As the owner of a successful jewellery business, Jason Holt must have a good appraising eye. One of the virtues of his report on apprenticeships and small business was the way he trained his jeweller's loupe on business as well as the education world.
Surprisingly, he refused to blame the old cliche of "red tape", and indeed reported back that he could find no regulation that was specific to apprenticeships that prevented small businesses from recruiting.
Instead, he identified the problem as being one of customer service. Where businesses were unhappy or uninterested in apprenticeships, it was because they were being offered something that wasn't relevant. As the best performers already do, colleges and training providers needed to spend time identifying business needs, designing something that fulfils them, and communicating to the customer that they have what is needed.
This is partly an inherent problem of government provision. It is planned centrally and on an annual cycle, so it struggles to respond to fluctuations in demand. The risk is either leaving demand unsatisfied or having to flog remaindered stock door-to-door.
That is what we are seeing with the Apprenticeship Grant for Employers. Just a few months in, demand for the #163;1,500 grant for hiring an apprentice is already low. One optimistic conclusion is that the cost of hiring an apprentice may not be the barrier for businesses: they are certainly not being swayed by the offer of money.
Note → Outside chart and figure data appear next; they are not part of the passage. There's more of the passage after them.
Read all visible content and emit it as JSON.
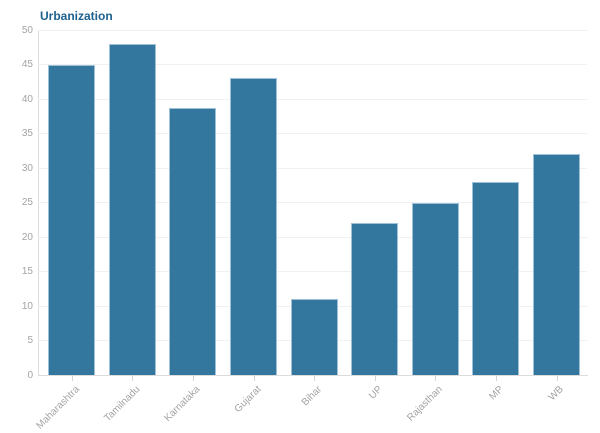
{
  "title": "Urbanization",
  "colors": {
    "bar_fill": "#33769e",
    "bar_border": "#9dc2d8",
    "title": "#1e618f",
    "axis_label": "#a3a3a3",
    "gridline": "#f0f0f0",
    "axis_line": "#dcdcdc",
    "tick": "#d4d4d4",
    "background": "#ffffff"
  },
  "chart_data": {
    "type": "bar",
    "title": "Urbanization",
    "categories": [
      "Maharashtra",
      "Tamilnadu",
      "Karnataka",
      "Gujarat",
      "Bihar",
      "UP",
      "Rajasthan",
      "MP",
      "WB"
    ],
    "values": [
      45,
      48,
      38.7,
      43,
      11,
      22,
      25,
      28,
      32
    ],
    "xlabel": "",
    "ylabel": "",
    "ylim": [
      0,
      50
    ],
    "yticks": [
      0,
      5,
      10,
      15,
      20,
      25,
      30,
      35,
      40,
      45,
      50
    ],
    "grid": true,
    "legend": "none",
    "bar_orientation": "vertical",
    "x_label_rotation_deg": -45
  }
}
The most common reason for taking on an apprentice is being approached by a provider that offers one. Mr Holt sees this as a system that is geared towards providers, not businesses. But it also demonstrates that small businesses aren't taking the initiative in training and developing their staff. They don't know what is offered free by the government and they don't necessarily know what they want. In that case, it's good that colleges and training companies are taking the lead, even if they do sometimes appear a little like encyclopedia salesmen.
Mr Holt has some good proposals to help create a culture more receptive to training in small business. One is cooperation with business groups such as the British Chambers of Commerce. Such organisations can communicate to members the benefits of apprenticeships and visit schools to show pupils the career paths that apprentices can follow.
It's a fine idea. And in this spirit of collaboration, perhaps the education world could return a favour that business organisations have bestowed on them for decades. Every time exam results are published the chambers of commerce, the Confederation of British Industry and the Federation of Small Businesses weigh in. Perhaps colleges and training providers should start to comment more loudly about how well business is equipped to make use of the skills that they provide.
This isn't mere retaliation. The UK Commission for Employment and Skills has questioned Britain's capacity to deploy staff with higher-level skills. Underemployment of graduates can be seen as education producing "too many" of them, or as business failing to use them.
On the eve of this year's GCSE results, the Federation of Small Businesses published a survey that found that eight in 10 employers think school-leavers are not ready for work. But with only 10 per cent of small businesses employing apprentices, it is fair to say that business is not ready for school-leavers either.